Die Schutzgebietsverwaltung des Wildnisgebietes Dürrenstein-Lassingtal hat es sich zur Aufgabe gemacht, Menschen eine emotionale Verbundenheit mit der Natur zu ermöglichen.

Wasser im Wald

Wildnisgebiet
Artikel
Eine zentrale Herausforderung für Ökosysteme und nachhaltige Bewirtschaftung. Erkenntnisse vom "Tag der Wildnis".

Das Symposium „Wasser im Wald“ im Rahmen des „Tags der Wildnis“ im Wildnisgebiet Dürrenstein-Lassingtal bot einen fundierten interdisziplinären Austausch über die essentiellen Funktionen von Wäldern im Wasserkreislauf und die Auswirkungen des Klimawandels auf dieses komplexe System. Fachleute aus Wissenschaft, Forstwirtschaft, dem Naturschutz und der zuständigen Behörden beleuchteten die Rolle der Wälder als Wasserspeicher und Ökosystemdienstleister sowie die Herausforderungen, die sich durch den globalen Wandel für deren Bewirtschaftung und den Schutz der Biodiversität ergeben.

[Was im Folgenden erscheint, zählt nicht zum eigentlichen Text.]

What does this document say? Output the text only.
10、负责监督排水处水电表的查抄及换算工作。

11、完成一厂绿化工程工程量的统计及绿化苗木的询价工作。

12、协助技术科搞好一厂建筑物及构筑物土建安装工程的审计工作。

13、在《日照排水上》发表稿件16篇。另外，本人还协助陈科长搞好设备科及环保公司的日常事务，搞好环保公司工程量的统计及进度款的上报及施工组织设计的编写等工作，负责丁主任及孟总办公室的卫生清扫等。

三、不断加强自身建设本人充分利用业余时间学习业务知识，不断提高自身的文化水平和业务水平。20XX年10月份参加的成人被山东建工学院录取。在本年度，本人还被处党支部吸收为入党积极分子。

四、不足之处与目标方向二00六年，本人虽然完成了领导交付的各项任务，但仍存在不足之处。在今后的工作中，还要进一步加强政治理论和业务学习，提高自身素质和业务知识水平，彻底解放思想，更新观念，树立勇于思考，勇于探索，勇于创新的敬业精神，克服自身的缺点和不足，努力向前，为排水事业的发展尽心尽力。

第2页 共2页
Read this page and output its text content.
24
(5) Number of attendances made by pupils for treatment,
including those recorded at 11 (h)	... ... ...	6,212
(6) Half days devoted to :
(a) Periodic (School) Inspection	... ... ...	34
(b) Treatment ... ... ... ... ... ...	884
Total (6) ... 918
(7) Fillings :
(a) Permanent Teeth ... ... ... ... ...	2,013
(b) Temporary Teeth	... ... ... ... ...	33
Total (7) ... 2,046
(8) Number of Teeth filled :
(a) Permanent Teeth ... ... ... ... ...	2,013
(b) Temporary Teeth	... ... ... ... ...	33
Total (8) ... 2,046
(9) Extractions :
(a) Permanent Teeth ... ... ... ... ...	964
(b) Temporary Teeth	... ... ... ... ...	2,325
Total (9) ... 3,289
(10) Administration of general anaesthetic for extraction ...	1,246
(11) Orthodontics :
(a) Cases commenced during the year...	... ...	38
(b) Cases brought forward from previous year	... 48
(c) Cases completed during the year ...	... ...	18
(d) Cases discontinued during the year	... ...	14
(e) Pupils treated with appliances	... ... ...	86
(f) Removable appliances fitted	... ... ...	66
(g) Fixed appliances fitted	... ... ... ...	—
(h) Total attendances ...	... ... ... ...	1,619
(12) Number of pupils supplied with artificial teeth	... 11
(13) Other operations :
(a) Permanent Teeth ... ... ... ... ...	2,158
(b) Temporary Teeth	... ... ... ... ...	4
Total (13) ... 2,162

Ökosysteme unter Druck - Der Klimawandel und die Wasserverfügbarkeit

Univ. Prof. Dr. Martin Kainz von der Universität für Weiterbildung Krems und dem WasserCluster Lunz eröffnete das Symposium mit einem Vortrag, der die komplexen Wechselwirkungen zwischen Wasser und Ökosystemen im Wandel des Klimas untersuchte. Kainz machte deutlich, wie steigende Temperaturen und veränderte Niederschlagsmuster die natürlichen Süßwassersysteme unter Druck setzen. Besonders betonte er die Bedeutung intakter Naturräume und Flusseinzugsgebiete für die natürliche Wasserspeicherung. Diese bieten nicht nur Schutz vor Überschwemmungen und Dürreperioden, sondern sichern auch die Verfügbarkeit von Wasser für Mensch und Natur. Dabei hob er hervor, dass technische Lösungen allein nicht ausreichen, sondern der Fokus auf sogenannten „Nature-based Solutions“ liegen müsse. Der Erhalt von Lebensräumen, die das natürliche Wassermanagement unterstützen, sei unerlässlich, um den Herausforderungen des Klimawandels zu begegnen.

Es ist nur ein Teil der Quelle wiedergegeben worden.